Thursday, October 01, 2009

Strange Coverage Decisions

You know what you really don't see on the evening news every day? A crowd of homeless people giving you the finger.

I initially assumed that I had completely just hallucinated this when I watched it on the CBC local news, yesterday evening, but no -- the modern magic of rewindable television let me confirm that this image actually made it across the airwaves to my screen. It also turns out that the CBC archived the entire show online, unedited, so you can watch the story for yourself from 14:43 to 15:40 here -- a fifty-seven-second spot about unreasonable WRHA quarantine policies for homeless shelters.

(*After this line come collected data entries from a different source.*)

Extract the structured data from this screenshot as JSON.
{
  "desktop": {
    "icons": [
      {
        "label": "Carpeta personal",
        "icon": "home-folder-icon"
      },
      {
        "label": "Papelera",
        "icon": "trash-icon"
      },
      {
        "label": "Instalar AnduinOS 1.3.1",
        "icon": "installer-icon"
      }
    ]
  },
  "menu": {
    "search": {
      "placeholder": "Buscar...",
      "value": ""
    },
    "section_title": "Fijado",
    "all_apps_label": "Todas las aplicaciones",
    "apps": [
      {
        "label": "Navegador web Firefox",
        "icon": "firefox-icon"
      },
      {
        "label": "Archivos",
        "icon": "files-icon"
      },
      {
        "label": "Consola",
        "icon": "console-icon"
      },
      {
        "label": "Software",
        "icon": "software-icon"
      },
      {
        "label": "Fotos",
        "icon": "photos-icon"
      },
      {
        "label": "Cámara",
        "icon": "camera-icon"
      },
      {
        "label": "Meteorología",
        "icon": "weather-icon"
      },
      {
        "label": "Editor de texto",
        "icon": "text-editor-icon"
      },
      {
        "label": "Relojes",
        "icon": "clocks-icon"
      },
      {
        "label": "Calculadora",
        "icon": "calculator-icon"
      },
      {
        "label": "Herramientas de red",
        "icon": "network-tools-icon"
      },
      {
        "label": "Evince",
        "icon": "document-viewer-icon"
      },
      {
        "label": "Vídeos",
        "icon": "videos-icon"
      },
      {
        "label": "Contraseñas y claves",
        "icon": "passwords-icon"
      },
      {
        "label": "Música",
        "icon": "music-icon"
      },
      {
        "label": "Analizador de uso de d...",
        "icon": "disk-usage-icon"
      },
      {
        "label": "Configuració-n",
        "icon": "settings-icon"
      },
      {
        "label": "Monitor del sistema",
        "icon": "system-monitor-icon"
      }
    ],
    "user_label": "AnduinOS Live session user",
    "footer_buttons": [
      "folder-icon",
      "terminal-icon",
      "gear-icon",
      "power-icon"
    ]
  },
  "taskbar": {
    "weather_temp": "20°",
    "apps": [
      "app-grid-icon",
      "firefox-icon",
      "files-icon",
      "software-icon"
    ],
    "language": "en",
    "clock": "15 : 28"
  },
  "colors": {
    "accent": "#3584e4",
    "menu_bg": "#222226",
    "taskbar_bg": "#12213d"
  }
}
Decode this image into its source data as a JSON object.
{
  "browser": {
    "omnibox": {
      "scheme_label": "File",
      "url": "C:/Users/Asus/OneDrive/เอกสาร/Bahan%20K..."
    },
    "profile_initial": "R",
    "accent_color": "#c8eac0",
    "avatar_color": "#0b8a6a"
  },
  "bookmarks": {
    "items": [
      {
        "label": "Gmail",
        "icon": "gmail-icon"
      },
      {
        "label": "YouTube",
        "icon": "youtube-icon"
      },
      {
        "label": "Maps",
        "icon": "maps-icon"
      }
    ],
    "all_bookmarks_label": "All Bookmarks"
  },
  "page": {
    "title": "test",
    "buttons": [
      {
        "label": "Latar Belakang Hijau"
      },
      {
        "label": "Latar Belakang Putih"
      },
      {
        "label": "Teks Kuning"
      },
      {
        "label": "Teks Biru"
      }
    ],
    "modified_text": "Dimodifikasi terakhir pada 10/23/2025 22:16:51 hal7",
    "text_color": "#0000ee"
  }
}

Now, I wouldn't exactly call the CBC's chosen cross-sample of homeless people "ethnically diverse" -- for a fun game you can play at home, try and spot the white guy! -- but I can recognize that the time constraints of television journalism meant that the cameraman really only had time to show up near the Main Street Project and just shoot whoever he could find. And I guess he couldn't find enough homeless (or homeless-looking) people right there to fill the half a minute or so of footage he needed, so he had to run the half a block over to the Booth Centre and get some video from there. (If you have a better explanation for why the Booth Centre appears in a one-minute story about the Main Street Project, I'd love to hear it. Aren't the two shelters run by completely separate groups? Does the CBC just bust out Booth Centre shots as stock footage whenever 'homeless' appears in a story?) I can understand those parts, or at least understand them well enough that I'm willing to roll with it.

But of all the establishing shots to work with, why did they specifically pick a clip of downtrodden-looking Aboriginals (and one lone black guy) sitting in a closed circle, drinking from a great big bottle of unidentifiable liquid, and flipping off the camera? You guys had however many hours to edit the story down to fifty-seven seconds, and you decided that you absolutely needed to have that as the lead-in?

I don't want to sound like I'm overthinking this, but I am, so that's how it's going to come out.

Was the shot just included for the bizarre humour of it? Did the editing team see this footage the cameraman brought back, think it was (admittedly) kind of funny, and decide that it would be a shame not to share it? Or was this opening snippet included so we wouldn't feel too bad for the homeless people after hearing the story? And, if that's the case, were they expecting us to react more like "look at this classless trash, they don't deserve our help" or more like "aww, look how plucky and scrappy these guys are, I bet they'll be okay"?

There was an equally brief CBC web article on the story, which went almost completely unnoticed even by the normally vociferous crowd of combative commenters that can usually be counted on to ruin everything on the god damned CBC web site. And the news of the WRHA mandatory guidelines never even got mentioned by any of the other media outlets in this city -- but in a way, I'm actually sort of relieved by that knowledge.

People have a demonstrable tendency to overreact and jump to conclusions when presented with a news item -- especially when it has to deal with public health -- and it's probably just as well that nobody really ran with this story, because a fair percentage of the audience could no doubt be counted on to decide that "swine flu" and "homeless people" are inextricably linked.

(I would worry that I'm unintentionally starting this snowball effect by bringing the news story up again, but pfft. Ain't nobody still reading this blog any more.)

And if the whole H1N1 thing should ever become an actual fatal epidemic and break out big time among the homeless, I'd call it a safe bet that the 'respectable' folk would follow them in dropping like flies pretty shortly afterwards. Do you think anybody in power would bother giving them medicine or anything? Ha! Tell me another one, why don't you. The current government plan is to vaccinate everybody over sixty-five, then vaccinate everybody who lives in long-term care or has a chronic illness, and then they're planning to just stop because they'll be completely out of the vaccine long before then. So all you prospective science-fiction writers, keep this particular scenario in mind; it would make a great setup for a story, if we all live long enough to read it.

I'm just a ray of sunshine, tonight, aren't I? Be sure to tune in for our next installment, when I completely change gears and talk about doughnuts instead. See you then, true believers!